Record numbers of people are in work and average earnings are at their highest level for a decade, new figures reveal.
Employment increased by 79,000 in the three months to October to 32.4 million, the highest since records began in 1971.
Unemployment also increased, up by 20,000 to 1.38 million after a big increase in the number of men out of work, although the total is still 49,000 lower than a year ago, the Office for National Statistics said.
The UK’s jobless rate is now 4.1%, 0.2% lower than a year ago.
The ONS also reported that average earnings increased by 3.3% in the year to October, up from 3.1% the previous month.
It was the highest figure since 2008, and is more than the latest inflation rate of 2.4%.
The ONS said average weekly earnings, adjusted for price inflation, increased by 1.1%, including bonuses, compared with a year ago.
The increase in both unemployment and employment is explained by the UK’s rising population, and fewer people classed as economically inactive, which includes those on long-term sick leave, students, and people who have given up looking for a job.
The number of economically inactive people fell by 95,000 in the latest quarter to 8.6 million.
ONS senior statistician Matt Hughes said: “The employment rate has continued to rise in the most recent three months, returning to a joint record high, boosted by an increase in full-time workers.
“There was a corresponding fall in the inactivity rate, while the unemployment rate was virtually unchanged.
“Real earnings are now growing faster than at any time since around the end of 2016.”
Job vacancies were up by 10,000 on the quarter to a record high of 848,000, the ONS reported.
Staffing levels at the Department for Exiting Europe and Department for International Trade increased by 440 over the past year to just over 2,000.

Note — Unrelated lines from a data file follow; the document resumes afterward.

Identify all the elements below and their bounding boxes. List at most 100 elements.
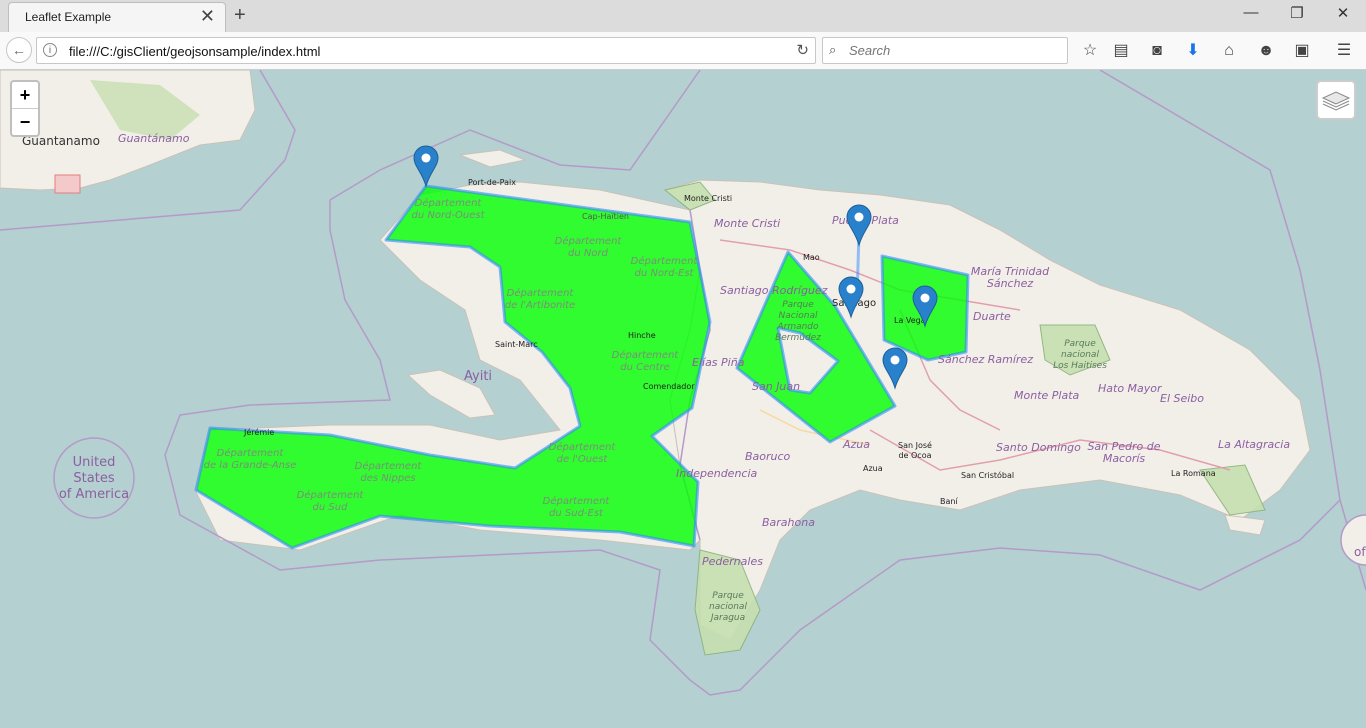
label-dept-sud-est-1: Département [543, 495, 611, 507]
label-dept-grande-anse-2: de la Grande-Anse [204, 460, 297, 471]
label-dept-sud-2: du Sud [313, 502, 349, 513]
label-la-altagracia: La Altagracia [1218, 438, 1290, 451]
back-arrow-icon: ← [12, 42, 26, 58]
label-parque-haitises-3: Los Haitises [1053, 361, 1107, 371]
new-tab-button[interactable]: + [234, 4, 246, 26]
label-parque-armando-4: Bermúdez [775, 333, 821, 343]
tortuga-island [459, 149, 527, 168]
label-monte-cristi-town: Monte Cristi [684, 194, 732, 203]
label-la-vega: La Vega [894, 316, 926, 325]
label-duarte: Duarte [973, 310, 1011, 323]
label-saint-marc: Saint-Marc [495, 340, 538, 349]
label-parque-jaragua-1: Parque [712, 591, 744, 601]
label-guantanamo-region: Guantánamo [118, 132, 190, 145]
label-monte-plata: Monte Plata [1014, 389, 1080, 402]
search-icon: ⌕ [829, 42, 837, 57]
label-dept-sud-1: Département [297, 489, 365, 501]
search-box[interactable]: ⌕ [822, 37, 1068, 64]
hamburger-menu-icon[interactable]: ☰ [1334, 41, 1354, 61]
label-ayiti: Ayiti [464, 369, 492, 384]
bookmark-star-icon[interactable]: ☆ [1080, 41, 1100, 61]
leaflet-map[interactable]: Guantanamo Guantánamo United States of A… [0, 70, 1366, 728]
download-icon[interactable]: ⬇ [1183, 41, 1203, 61]
url-text[interactable]: file:///C:/gisClient/geojsonsample/index… [69, 44, 320, 59]
label-azua-region: Azua [842, 438, 870, 451]
tab-close-icon[interactable]: ✕ [200, 7, 215, 25]
back-button[interactable]: ← [6, 37, 32, 63]
label-us-line3: of America [59, 487, 129, 502]
label-dept-grande-anse-1: Département [217, 447, 285, 459]
label-santiago-rodriguez: Santiago Rodríguez [720, 284, 828, 297]
label-dept-centre-2: du Centre [620, 362, 670, 373]
label-hinche: Hinche [628, 331, 656, 340]
label-dept-centre-1: Département [612, 349, 680, 361]
label-parque-jaragua-2: nacional [709, 602, 747, 612]
browser-window: Leaflet Example ✕ + — ❐ ✕ ← i file:///C:… [0, 0, 1366, 728]
tab-title: Leaflet Example [25, 10, 112, 24]
label-el-seibo: El Seibo [1160, 392, 1204, 405]
close-window-button[interactable]: ✕ [1328, 4, 1358, 22]
label-baoruco: Baoruco [745, 450, 791, 463]
label-dept-nord-est-1: Département [631, 255, 699, 267]
label-sanchez-ramirez: Sánchez Ramírez [938, 353, 1033, 366]
layers-control-button[interactable] [1316, 80, 1356, 120]
layers-icon [1321, 91, 1351, 111]
label-dept-artibonite-2: de l'Artibonite [505, 300, 576, 311]
tab-leaflet-example[interactable]: Leaflet Example ✕ [8, 2, 226, 32]
label-dept-nord-1: Département [555, 235, 623, 247]
label-dept-nord-est-2: du Nord-Est [635, 268, 695, 279]
url-bar[interactable]: i file:///C:/gisClient/geojsonsample/ind… [36, 37, 816, 64]
label-independencia: Independencia [676, 467, 758, 480]
label-parque-haitises-2: nacional [1061, 350, 1099, 360]
pocket-icon[interactable]: ◙ [1147, 41, 1167, 61]
label-san-cristobal: San Cristóbal [961, 470, 1014, 480]
label-dept-nord-ouest-2: du Nord-Ouest [411, 210, 485, 221]
label-comendador: Comendador [643, 382, 695, 391]
extension-icon[interactable]: ▣ [1292, 41, 1312, 61]
zoom-control: + − [10, 80, 40, 137]
home-icon[interactable]: ⌂ [1219, 41, 1239, 61]
minimize-button[interactable]: — [1236, 4, 1266, 21]
zoom-out-button[interactable]: − [12, 109, 38, 135]
saona-island [1224, 514, 1266, 536]
label-parque-armando-2: Nacional [779, 311, 818, 321]
info-icon[interactable]: i [43, 43, 57, 57]
marker-port-de-paix[interactable] [413, 145, 439, 188]
reload-icon[interactable]: ↻ [796, 41, 809, 59]
zoom-in-button[interactable]: + [12, 82, 38, 109]
label-la-romana: La Romana [1171, 469, 1216, 478]
label-bani: Baní [940, 497, 958, 506]
label-dept-artibonite-1: Département [507, 287, 575, 299]
search-input[interactable] [847, 42, 1061, 59]
label-dept-ouest-2: de l'Ouest [557, 454, 609, 465]
label-parque-jaragua-3: Jaragua [709, 613, 745, 623]
smiley-icon[interactable]: ☻ [1256, 41, 1276, 61]
reading-list-icon[interactable]: ▤ [1111, 41, 1131, 61]
label-san-jose-2: de Ocoa [898, 451, 931, 460]
label-jeremie: Jérémie [243, 427, 274, 437]
restore-button[interactable]: ❐ [1282, 4, 1312, 22]
label-dept-nord-ouest-1: Département [415, 197, 483, 209]
label-elias-pina: Elías Piña [692, 356, 745, 369]
label-maria-trinidad-2: Sánchez [987, 277, 1033, 290]
label-parque-armando-3: Armando [776, 322, 819, 332]
label-parque-armando-1: Parque [782, 300, 814, 310]
label-parque-haitises-1: Parque [1064, 339, 1096, 349]
map-canvas: Guantanamo Guantánamo United States of A… [0, 70, 1366, 696]
label-dept-nord-2: du Nord [568, 248, 609, 259]
label-mao: Mao [803, 253, 820, 262]
label-hato-mayor: Hato Mayor [1098, 382, 1163, 395]
label-dept-nippes-1: Département [355, 460, 423, 472]
label-us-line1: United [73, 455, 116, 470]
label-azua-town: Azua [863, 464, 883, 473]
label-dept-nippes-2: des Nippes [360, 473, 415, 484]
label-port-de-paix: Port-de-Paix [468, 178, 516, 187]
label-santo-domingo: Santo Domingo [996, 441, 1081, 454]
label-us-line2: States [73, 471, 114, 486]
label-barahona: Barahona [762, 516, 815, 529]
dr-landmass [663, 179, 1311, 641]
label-dept-ouest-1: Département [549, 441, 617, 453]
label-san-jose-1: San José [898, 440, 932, 450]
nav-toolbar: ← i file:///C:/gisClient/geojsonsample/i… [0, 32, 1366, 70]
label-cap-haitien: Cap-Haïtien [582, 212, 629, 221]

Employment Minister Alok Sharma said: “Today’s statistics show the enduring strength of our jobs market, with wages outpacing inflation for the ninth month in a row and employment at a record high.
“This is benefiting people across the country, with almost 400,000 more people in work in the last year, putting more money in the pockets of working families, and showing the UK remains a great place to invest and do business.”